Jean-Pierre was answering a question from a person who said that her predecessor, Jen Psaki, didn't condemn the protests that started last month outside the homes of the six conservative Supreme Court justices.

Police stand outside the home of U.S. Associate Justice Brett Kavanaugh as abortion-rights advocates protest in Chevy Chase, Maryland.
Photo by Kevin Dietsch/Getty Images

Nicholas Roske, who is 26 years old, allegedly called 911 on himself on June 8, saying he had a gun and a knife near Kavanaugh's house after looking up the address online. He was reportedly angry that a draft ruling that would reverse the court's 1973 Roe v. Wade decision got out. This would mean that federal law would no longer protect the right to have an abortion.

Just a few hours after Roske was arrested, the pro-abortion rights group Ruth Sent Us held another protest outside Kavanaugh's home in a Maryland suburb.

White House press secretary Karine Jean-Pierre said the Biden administration doesn’t have an opinion about whether pro-abortion activists should protest at the homes of Supreme Court judges.
Photo by Win McNamee/Getty Images

Critics say that the rallies are illegal attempts to scare off judges, but no one has been arrested or charged.

Before, it looked like the White House supported the protests.

Psaki said on May 10 that Republicans should be more worried about other attempts to intimidate government officials, like the Capitol riot last year, when supporters of then-President Donald Trump stopped Biden's election victory from being certified.

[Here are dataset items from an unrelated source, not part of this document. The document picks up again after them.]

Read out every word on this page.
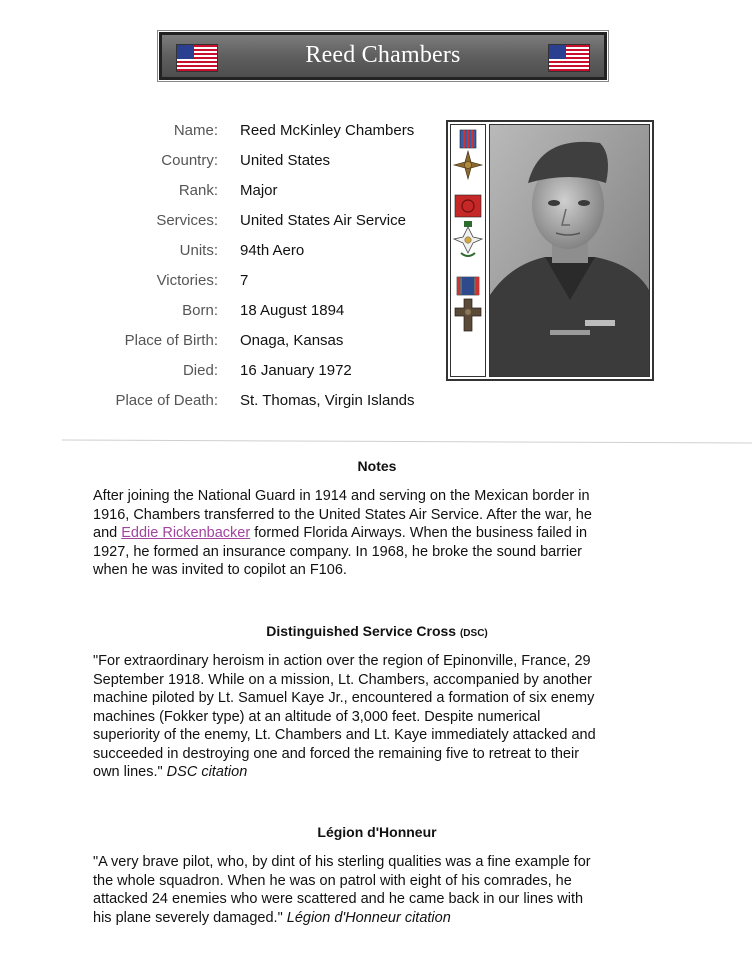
Reed Chambers
Name: Reed McKinley Chambers
Country: United States
Rank: Major
Services: United States Air Service
Units: 94th Aero
Victories: 7
Born: 18 August 1894
Place of Birth: Onaga, Kansas
Died: 16 January 1972
Place of Death: St. Thomas, Virgin Islands
Notes
After joining the National Guard in 1914 and serving on the Mexican border in
1916, Chambers transferred to the United States Air Service. After the war, he
and Eddie Rickenbacker formed Florida Airways. When the business failed in
1927, he formed an insurance company. In 1968, he broke the sound barrier
when he was invited to copilot an F106.
Distinguished Service Cross (DSC)
"For extraordinary heroism in action over the region of Epinonville, France, 29
September 1918. While on a mission, Lt. Chambers, accompanied by another
machine piloted by Lt. Samuel Kaye Jr., encountered a formation of six enemy
machines (Fokker type) at an altitude of 3,000 feet. Despite numerical
superiority of the enemy, Lt. Chambers and Lt. Kaye immediately attacked and
succeeded in destroying one and forced the remaining five to retreat to their
own lines." DSC citation
Légion d'Honneur
"A very brave pilot, who, by dint of his sterling qualities was a fine example for
the whole squadron. When he was on patrol with eight of his comrades, he
attacked 24 enemies who were scattered and he came back in our lines with
his plane severely damaged." Légion d'Honneur citation
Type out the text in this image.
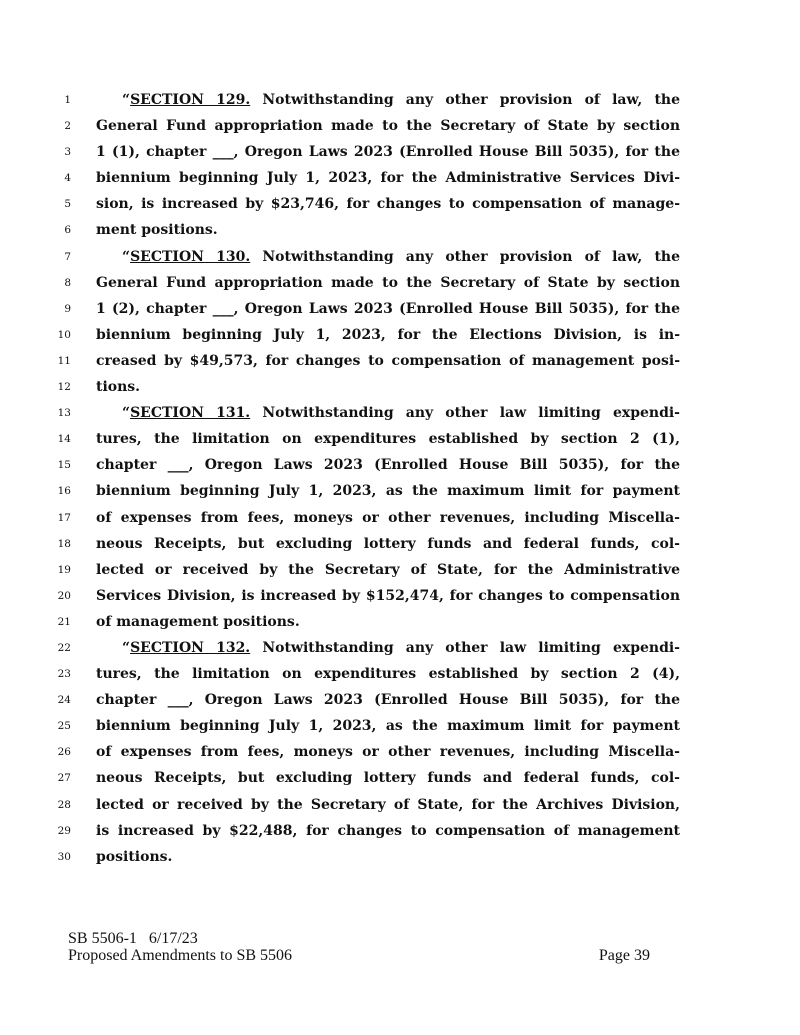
1	“SECTION 129. Notwithstanding any other provision of law, the
2 General Fund appropriation made to the Secretary of State by section
3 1 (1), chapter ___, Oregon Laws 2023 (Enrolled House Bill 5035), for the
4 biennium beginning July 1, 2023, for the Administrative Services Divi-
5 sion, is increased by $23,746, for changes to compensation of manage-
6 ment positions.
7	“SECTION 130. Notwithstanding any other provision of law, the
8 General Fund appropriation made to the Secretary of State by section
9 1 (2), chapter ___, Oregon Laws 2023 (Enrolled House Bill 5035), for the
10 biennium beginning July 1, 2023, for the Elections Division, is in-
11 creased by $49,573, for changes to compensation of management posi-
12 tions.
13	“SECTION 131. Notwithstanding any other law limiting expendi-
14 tures, the limitation on expenditures established by section 2 (1),
15 chapter ___, Oregon Laws 2023 (Enrolled House Bill 5035), for the
16 biennium beginning July 1, 2023, as the maximum limit for payment
17 of expenses from fees, moneys or other revenues, including Miscella-
18 neous Receipts, but excluding lottery funds and federal funds, col-
19 lected or received by the Secretary of State, for the Administrative
20 Services Division, is increased by $152,474, for changes to compensation
21 of management positions.
22	“SECTION 132. Notwithstanding any other law limiting expendi-
23 tures, the limitation on expenditures established by section 2 (4),
24 chapter ___, Oregon Laws 2023 (Enrolled House Bill 5035), for the
25 biennium beginning July 1, 2023, as the maximum limit for payment
26 of expenses from fees, moneys or other revenues, including Miscella-
27 neous Receipts, but excluding lottery funds and federal funds, col-
28 lected or received by the Secretary of State, for the Archives Division,
29 is increased by $22,488, for changes to compensation of management
30 positions.
SB 5506-1   6/17/23
Proposed Amendments to SB 5506	Page 39
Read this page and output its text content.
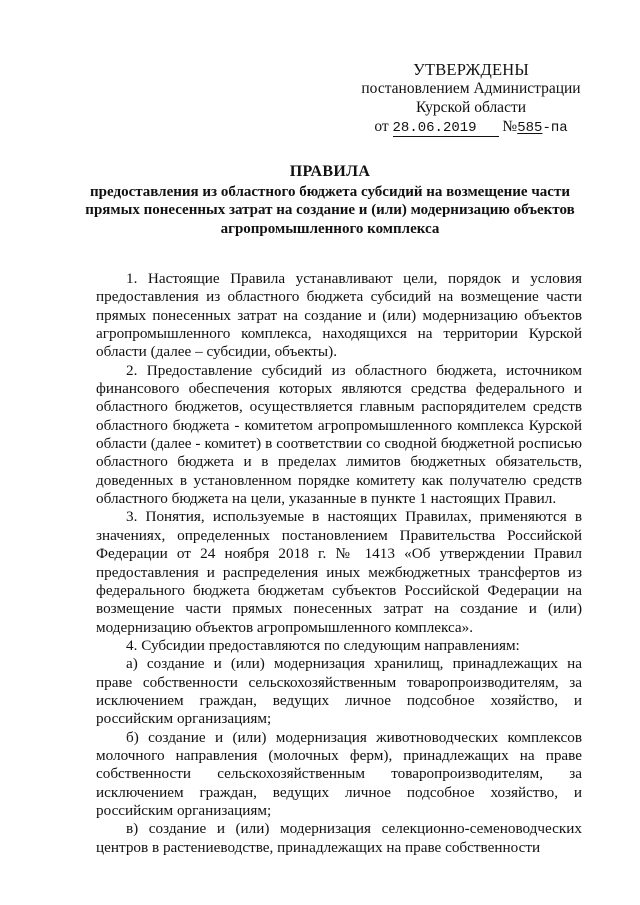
УТВЕРЖДЕНЫ
постановлением Администрации
Курской области
от 28.06.2019 №585-па
ПРАВИЛА
предоставления из областного бюджета субсидий на возмещение части прямых понесенных затрат на создание и (или) модернизацию объектов агропромышленного комплекса

1. Настоящие Правила устанавливают цели, порядок и условия предоставления из областного бюджета субсидий на возмещение части прямых понесенных затрат на создание и (или) модернизацию объектов агропромышленного комплекса, находящихся на территории Курской области (далее – субсидии, объекты).

2. Предоставление субсидий из областного бюджета, источником финансового обеспечения которых являются средства федерального и областного бюджетов, осуществляется главным распорядителем средств областного бюджета - комитетом агропромышленного комплекса Курской области (далее - комитет) в соответствии со сводной бюджетной росписью областного бюджета и в пределах лимитов бюджетных обязательств, доведенных в установленном порядке комитету как получателю средств областного бюджета на цели, указанные в пункте 1 настоящих Правил.

3. Понятия, используемые в настоящих Правилах, применяются в значениях, определенных постановлением Правительства Российской Федерации от 24 ноября 2018 г. № 1413 «Об утверждении Правил предоставления и распределения иных межбюджетных трансфертов из федерального бюджета бюджетам субъектов Российской Федерации на возмещение части прямых понесенных затрат на создание и (или) модернизацию объектов агропромышленного комплекса».

4. Субсидии предоставляются по следующим направлениям:

а) создание и (или) модернизация хранилищ, принадлежащих на праве собственности сельскохозяйственным товаропроизводителям, за исключением граждан, ведущих личное подсобное хозяйство, и российским организациям;

б) создание и (или) модернизация животноводческих комплексов молочного направления (молочных ферм), принадлежащих на праве собственности сельскохозяйственным товаропроизводителям, за исключением граждан, ведущих личное подсобное хозяйство, и российским организациям;

в) создание и (или) модернизация селекционно-семеноводческих центров в растениеводстве, принадлежащих на праве собственности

The pro-abortion rights group Ruth Sent Us protested again outside Brett Kavanaugh’s suburban Maryland home just hours after Nicholas Roske’s arrest.
Photo by Bonnie Cash/Getty Images

"I know that there's anger right now, I guess, about protests outside of judges' homes that have been peaceful so far, and we'll keep encouraging that. And this is where the president stands. "But the silence is pretty loud when it comes to all the other ways people have been scared," Psaki said.

White House spokespeople like Jean-Pierre and deputy press secretary Andrew Bates have spoken out against the plot against Kavanaugh, but Biden hasn't said anything about it directly.

"President Biden strongly condemns this person's actions and is thankful that law enforcement took him into custody so quickly," Bates said in a statement released soon after Roske's arrest was announced.